Early IoT adopters struggle with data handling and change management
The Internet of Things is rapidly becoming part of daily business operations across industries. A new study from SAS taps into early adopters’ hopes and challenges.
The hype around IoT is not new and despite the interest for connected objects, only few companies have concrete successes to offer. But experiences and lessons learned from early adopters can be good starters for those who wonder how to make IoT a business opportunity.
A new research study from SAS, the leader in analytics, reveals some of the discoveries made by 75 large organizations who consider themselves ‘well on their way’ to integrating IoT into their operations. The respondents represent nine broad industry categories ranging from manufacturing to the public sector and 15 types of use cases, supporting the notion that IoT is widely applicable.
Getting closer to customers
So what are businesses using IoT to accomplice? About 20 percent named ‘connected customer’ initiatives as a top priority project, with auto-diagnostics (17%) and asset tracking (16%) as the runner-ups.
“Managers in business and public administration are acutely aware that in order to stay relevant to customers and citizens, they must provide tailored, just-in-time service. To do so requires that a lot of data analysis is done very fast,” says Mathias Coopmans, Business Development Manager at SAS.
Several benefits from the same initiative
Interestingly, many expected both customer benefits and operational benefits from specific IoT initiatives, expressed in the fact that ‘operational efficiency’ (43%) and ‘enhanced user experience’ (36%) topped the list of expectations in terms of outcome.
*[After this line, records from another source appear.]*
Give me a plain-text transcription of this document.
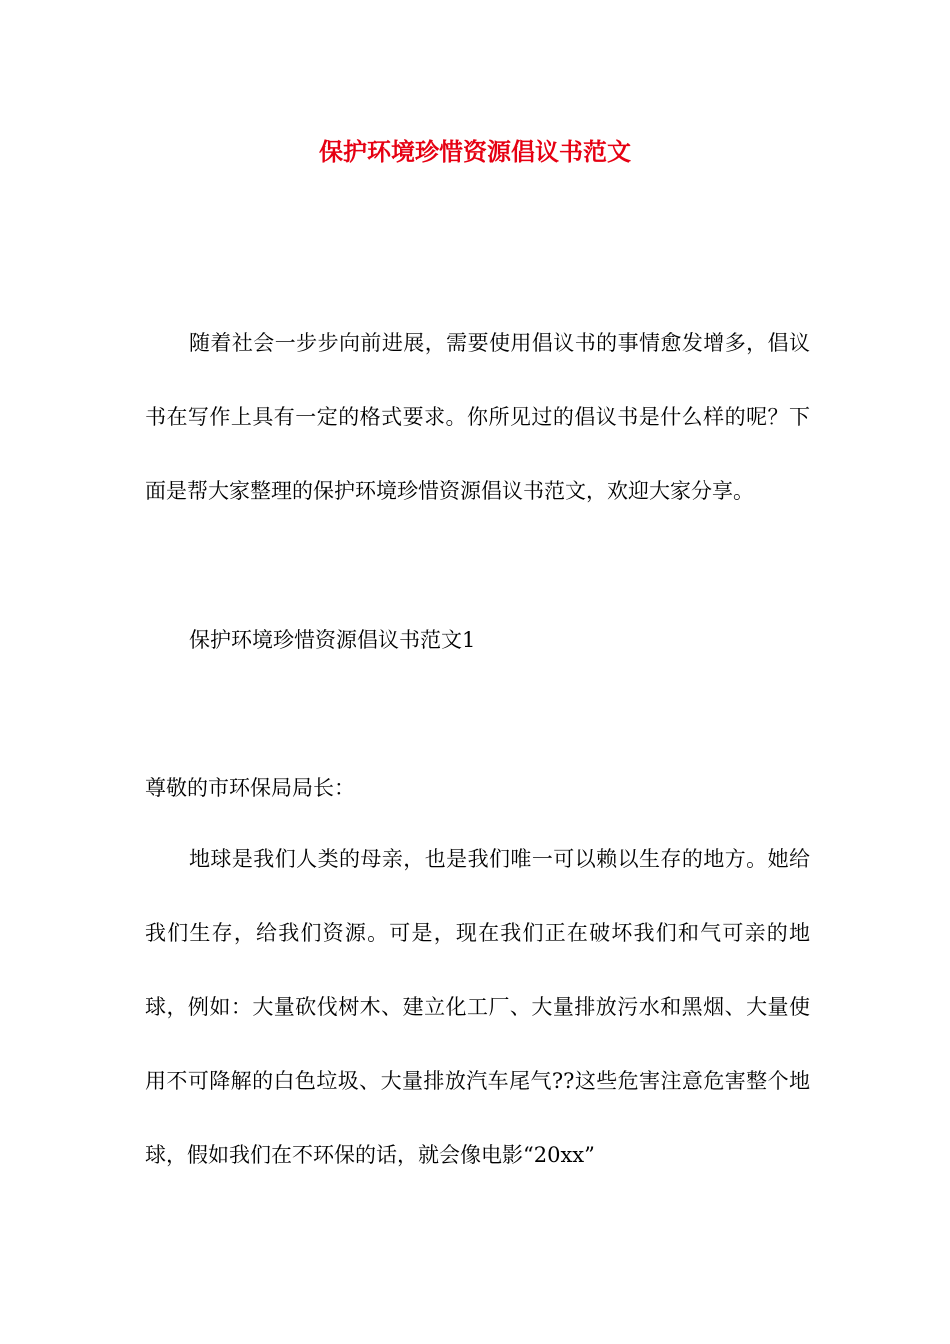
保护环境珍惜资源倡议书范文

随着社会一步步向前进展，需要使用倡议书的事情愈发增多，倡议书在写作上具有一定的格式要求。你所见过的倡议书是什么样的呢？下面是帮大家整理的保护环境珍惜资源倡议书范文，欢迎大家分享。

保护环境珍惜资源倡议书范文1

尊敬的市环保局局长：

地球是我们人类的母亲，也是我们唯一可以赖以生存的地方。她给我们生存，给我们资源。可是，现在我们正在破坏我们和气可亲的地球，例如：大量砍伐树木、建立化工厂、大量排放污水和黑烟、大量使用不可降解的白色垃圾、大量排放汽车尾气??这些危害注意危害整个地球，假如我们在不环保的话，就会像电影“20xx”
For example, one respondent pointed out that operational efficiency supports efforts to provide new or existing services - or perhaps combining them. The ability to use IoT insights to provide a more holistic view of business was an expressed goal by another respondent.
Technology and culture challenge equally
However, IoT implementation is challenging from both a technological and a management perspective. The top three challenges stated by participants illustrate this point: Real time data analytics (22%), security concerns (22%) and cultural change management (20%).
“To extract the full value of IoT implementations, work must be organized differently and processes reevaluated to support execution based on real-time data analysis. The sheer quantity of data and the effort to process them, expediently and with security as a top priority, makes for a challenging cocktail,” says Mathias Coopmans.
The skills gap is bridged with consultants
Meeting the combined challenges of technological and cultural change creates a need for new capabilities. Perhaps surprisingly, internal data scientist capabilities did not score in the top five, when respondents explained which skills they found most useful during the IoT implementation phase. Most mentioned collaboration with external consultants (15%) while process automation (13%) came in second. Collaboration with external consultants also reflects IoT is really crossing and dissolving industry borders, collaboration across different industries being key for success.
“Many managers realize that building internal capabilities will take time and that IoT development will not wait for businesses to mature their skill sets. However, it is important to set the long term strategy for how external “borrowed or bought” and internal people development should evolve,” says Mathias.